Same-store private-pay independent living and assisted living revenues were down in the third quarter, but only by 0.6% year over year, despite occupancy decreases, Mackey said. On the other hand, same-story ancillary income, which includes Five Star's rehab and wellness program, was up approximately 9.8% year over year.

“This is an example of how, in the wake of such large competition and operational headwinds, we have been able to hold revenues steady on our core businesses and have developed strong programs and initiatives to create new sources of income and strengthen the company,” the CEO said.

Total occupancy at owned and leased communities was 83.8%, down from 84.3% sequentially and 85% year over year, Senior Vice President and Chief Operating Officer Scott Herzig said, and at managed properties, occupancy was 86.4%. Five Star saw the most growth in occupancy in independent living, he said.

Competing communities are newly opened or opening soon within 10 miles of more than half of Five Star communities in the markets tracked by the National Investment Center for Seniors Housing & Care, Herzig said. If the radius is reduced to five miles, one-third of Five Star communities are affected in this way.

“We are also seeing similar activity in the markets where NIC does not track these data,” he added.

Five Star, Herzig said, is addressing the challenge in several ways; among them:

  • Capital improvement and refurbishment projects. “This approach has negatively impacted earnings in certain areas as we take units offline in order to complete the work faster,” he said, “but over time, we feel that keeping our buildings looking great will help us compete over the long term.”
  • Programs such as a popular point-of-sales system that offers more food and dining venue choices for residents. “Although currently only in a handful of our buildings, we can directly point to this new offering as a reason for occupancy growth in the buildings where it is operational,” Herzig said. Five Star plans to introduce the program in some additional communities before the end of the year and add it to 10 more buildings next year, he added.
  • Outpatient services offered through Five Star's Rehab and Wellness Division in 76 independent living and assisted living communities in 13 states. So far this year, Herzig said, the company has opened 13 outpatient areas. “These are built into existing areas of our communities for a very minimal investment and typically pay for themselves in as little as nine months,” he said. “This is a much-sought-after amenity and a revenue-enhancing program that produced nearly $5 million in revenues in the third quarter, up 23% from the year prior.”

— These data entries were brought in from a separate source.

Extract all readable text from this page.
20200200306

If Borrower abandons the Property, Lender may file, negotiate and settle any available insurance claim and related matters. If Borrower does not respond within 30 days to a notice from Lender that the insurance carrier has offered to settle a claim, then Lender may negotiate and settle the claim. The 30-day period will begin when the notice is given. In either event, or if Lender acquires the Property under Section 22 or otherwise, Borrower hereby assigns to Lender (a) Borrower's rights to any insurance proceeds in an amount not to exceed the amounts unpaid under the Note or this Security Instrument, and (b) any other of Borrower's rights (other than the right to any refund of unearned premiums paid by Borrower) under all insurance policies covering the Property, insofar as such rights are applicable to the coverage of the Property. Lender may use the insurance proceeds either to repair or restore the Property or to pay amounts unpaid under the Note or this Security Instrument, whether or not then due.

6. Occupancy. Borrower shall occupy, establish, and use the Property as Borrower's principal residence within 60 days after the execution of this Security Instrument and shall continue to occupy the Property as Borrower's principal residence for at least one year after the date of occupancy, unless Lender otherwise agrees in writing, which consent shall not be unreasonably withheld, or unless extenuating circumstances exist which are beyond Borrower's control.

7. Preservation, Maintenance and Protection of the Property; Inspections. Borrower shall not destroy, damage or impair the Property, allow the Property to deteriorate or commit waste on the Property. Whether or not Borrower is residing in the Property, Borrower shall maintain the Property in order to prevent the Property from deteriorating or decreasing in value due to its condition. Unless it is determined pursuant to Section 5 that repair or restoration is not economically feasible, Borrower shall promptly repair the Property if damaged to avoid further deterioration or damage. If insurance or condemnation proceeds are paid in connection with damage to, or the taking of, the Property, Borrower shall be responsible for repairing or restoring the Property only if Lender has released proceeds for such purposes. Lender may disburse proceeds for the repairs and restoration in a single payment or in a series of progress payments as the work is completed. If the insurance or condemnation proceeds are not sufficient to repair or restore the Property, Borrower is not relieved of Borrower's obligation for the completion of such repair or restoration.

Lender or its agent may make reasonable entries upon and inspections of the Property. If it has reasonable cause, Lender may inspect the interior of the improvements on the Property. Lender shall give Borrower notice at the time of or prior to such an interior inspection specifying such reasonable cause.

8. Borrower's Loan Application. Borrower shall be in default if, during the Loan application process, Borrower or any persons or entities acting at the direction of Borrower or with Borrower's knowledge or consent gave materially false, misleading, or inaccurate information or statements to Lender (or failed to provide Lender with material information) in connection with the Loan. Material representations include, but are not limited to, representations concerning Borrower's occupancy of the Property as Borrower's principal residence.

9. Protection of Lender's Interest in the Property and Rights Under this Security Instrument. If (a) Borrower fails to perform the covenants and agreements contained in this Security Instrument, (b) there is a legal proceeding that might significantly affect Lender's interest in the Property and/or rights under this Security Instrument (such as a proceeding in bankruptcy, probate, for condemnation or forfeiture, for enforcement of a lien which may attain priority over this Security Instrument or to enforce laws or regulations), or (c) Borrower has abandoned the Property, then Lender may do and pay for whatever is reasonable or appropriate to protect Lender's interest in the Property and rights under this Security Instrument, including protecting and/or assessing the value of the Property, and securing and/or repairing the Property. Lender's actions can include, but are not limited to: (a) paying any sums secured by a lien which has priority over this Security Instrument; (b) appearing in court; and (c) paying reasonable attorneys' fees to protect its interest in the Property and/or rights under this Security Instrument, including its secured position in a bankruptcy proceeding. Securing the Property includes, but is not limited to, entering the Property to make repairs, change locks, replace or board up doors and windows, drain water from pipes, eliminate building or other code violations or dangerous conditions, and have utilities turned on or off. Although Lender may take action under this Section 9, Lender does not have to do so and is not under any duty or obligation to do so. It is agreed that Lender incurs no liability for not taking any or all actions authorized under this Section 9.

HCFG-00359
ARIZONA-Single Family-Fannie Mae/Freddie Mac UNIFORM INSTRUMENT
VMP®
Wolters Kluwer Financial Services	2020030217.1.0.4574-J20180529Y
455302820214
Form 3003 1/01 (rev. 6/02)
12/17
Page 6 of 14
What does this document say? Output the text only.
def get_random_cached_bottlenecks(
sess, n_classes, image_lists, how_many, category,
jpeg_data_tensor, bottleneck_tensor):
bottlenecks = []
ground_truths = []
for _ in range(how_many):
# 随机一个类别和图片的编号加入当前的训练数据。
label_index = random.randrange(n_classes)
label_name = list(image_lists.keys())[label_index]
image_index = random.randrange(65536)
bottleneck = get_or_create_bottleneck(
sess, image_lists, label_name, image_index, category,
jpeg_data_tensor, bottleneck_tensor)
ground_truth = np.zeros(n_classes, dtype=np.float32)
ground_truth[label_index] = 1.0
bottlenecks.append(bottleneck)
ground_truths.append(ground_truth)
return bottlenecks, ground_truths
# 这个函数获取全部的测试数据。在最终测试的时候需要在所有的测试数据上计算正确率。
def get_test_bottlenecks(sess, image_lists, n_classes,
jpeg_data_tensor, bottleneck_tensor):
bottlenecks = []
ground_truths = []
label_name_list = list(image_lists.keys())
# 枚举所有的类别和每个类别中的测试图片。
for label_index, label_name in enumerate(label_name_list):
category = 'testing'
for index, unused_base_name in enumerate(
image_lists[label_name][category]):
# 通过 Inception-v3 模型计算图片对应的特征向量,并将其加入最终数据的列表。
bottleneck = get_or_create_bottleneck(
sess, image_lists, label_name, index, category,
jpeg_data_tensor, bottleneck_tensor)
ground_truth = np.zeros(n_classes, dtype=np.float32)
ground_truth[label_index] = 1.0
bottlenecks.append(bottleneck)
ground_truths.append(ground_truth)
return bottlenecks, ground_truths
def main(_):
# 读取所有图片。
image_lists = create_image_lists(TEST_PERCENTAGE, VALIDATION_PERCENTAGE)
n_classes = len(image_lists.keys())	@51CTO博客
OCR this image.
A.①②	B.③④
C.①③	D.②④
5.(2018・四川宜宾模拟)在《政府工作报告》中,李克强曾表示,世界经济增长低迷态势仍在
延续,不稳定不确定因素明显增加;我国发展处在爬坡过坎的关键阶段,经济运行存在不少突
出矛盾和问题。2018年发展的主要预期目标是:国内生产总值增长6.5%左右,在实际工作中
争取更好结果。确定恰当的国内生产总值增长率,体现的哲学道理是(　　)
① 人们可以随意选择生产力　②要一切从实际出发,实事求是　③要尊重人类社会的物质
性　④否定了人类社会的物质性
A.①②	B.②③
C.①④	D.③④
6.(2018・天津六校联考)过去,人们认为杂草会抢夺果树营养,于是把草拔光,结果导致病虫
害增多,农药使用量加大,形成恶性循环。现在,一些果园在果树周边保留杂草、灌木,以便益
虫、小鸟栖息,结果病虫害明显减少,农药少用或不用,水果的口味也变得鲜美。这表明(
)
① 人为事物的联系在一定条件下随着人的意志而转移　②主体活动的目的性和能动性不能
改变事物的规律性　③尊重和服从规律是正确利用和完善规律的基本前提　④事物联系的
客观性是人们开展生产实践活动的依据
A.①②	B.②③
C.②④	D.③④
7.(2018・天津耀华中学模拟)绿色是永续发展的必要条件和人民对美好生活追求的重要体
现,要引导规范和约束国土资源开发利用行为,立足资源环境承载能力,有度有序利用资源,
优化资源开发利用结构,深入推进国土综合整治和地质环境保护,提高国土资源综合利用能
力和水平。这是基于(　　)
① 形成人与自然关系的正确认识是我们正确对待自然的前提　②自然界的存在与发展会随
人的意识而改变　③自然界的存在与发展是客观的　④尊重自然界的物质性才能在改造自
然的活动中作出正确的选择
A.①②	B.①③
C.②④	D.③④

Five Star has adjusted rates in competitive markets, Herzig said, “but it's really nothing different than anyone else has been reporting. There's a lot of new competition coming on in certain markets, and we're just dealing with it the best that we can.”

Mackey added: “It's a balance. We've got to be selective about where we discount rates and where we sacrifice occupancy for rate.”

Acquisitions, dispositions

Senior living acquisitions and dispositions in the third quarter:

  • In July, Five Star began managing a 163-unit senior living community in Alabama that is owned by Senior Housing Properties Trust (SNH).
  • In September, Five Star sold a 32-unit community it owned for $200,000. Five Star and SNH also sold a vacant skilled nursing facility in Wisconsin for approximately $200,000. And SNH entered into an agreement to acquire two senior living communities for $18.6 million. The two properties, in Illinois, have a total of 126 living units. Five Star plans to lease these two communities from SNH under one of Five Star's existing master leases with the trust.
  • In October, Five Star agreed to manage four senior living communities owned by SNH. They have a total of approximately 350 units. Five Star also entered into an agreement to acquire a 63-unit  assisted living community in Illinois for $7.9 million. Five Star expects this acquisition to close by year end.

The five October deals involve communities that are 100% private pay and are located in markets where Five Star already has a presence, Mackey said. They are expected to generate about $1.2 million of additional management fee revenues, he added.

Mackey said he expects the sales and management deals will generate additional income for the company's ancillary services business.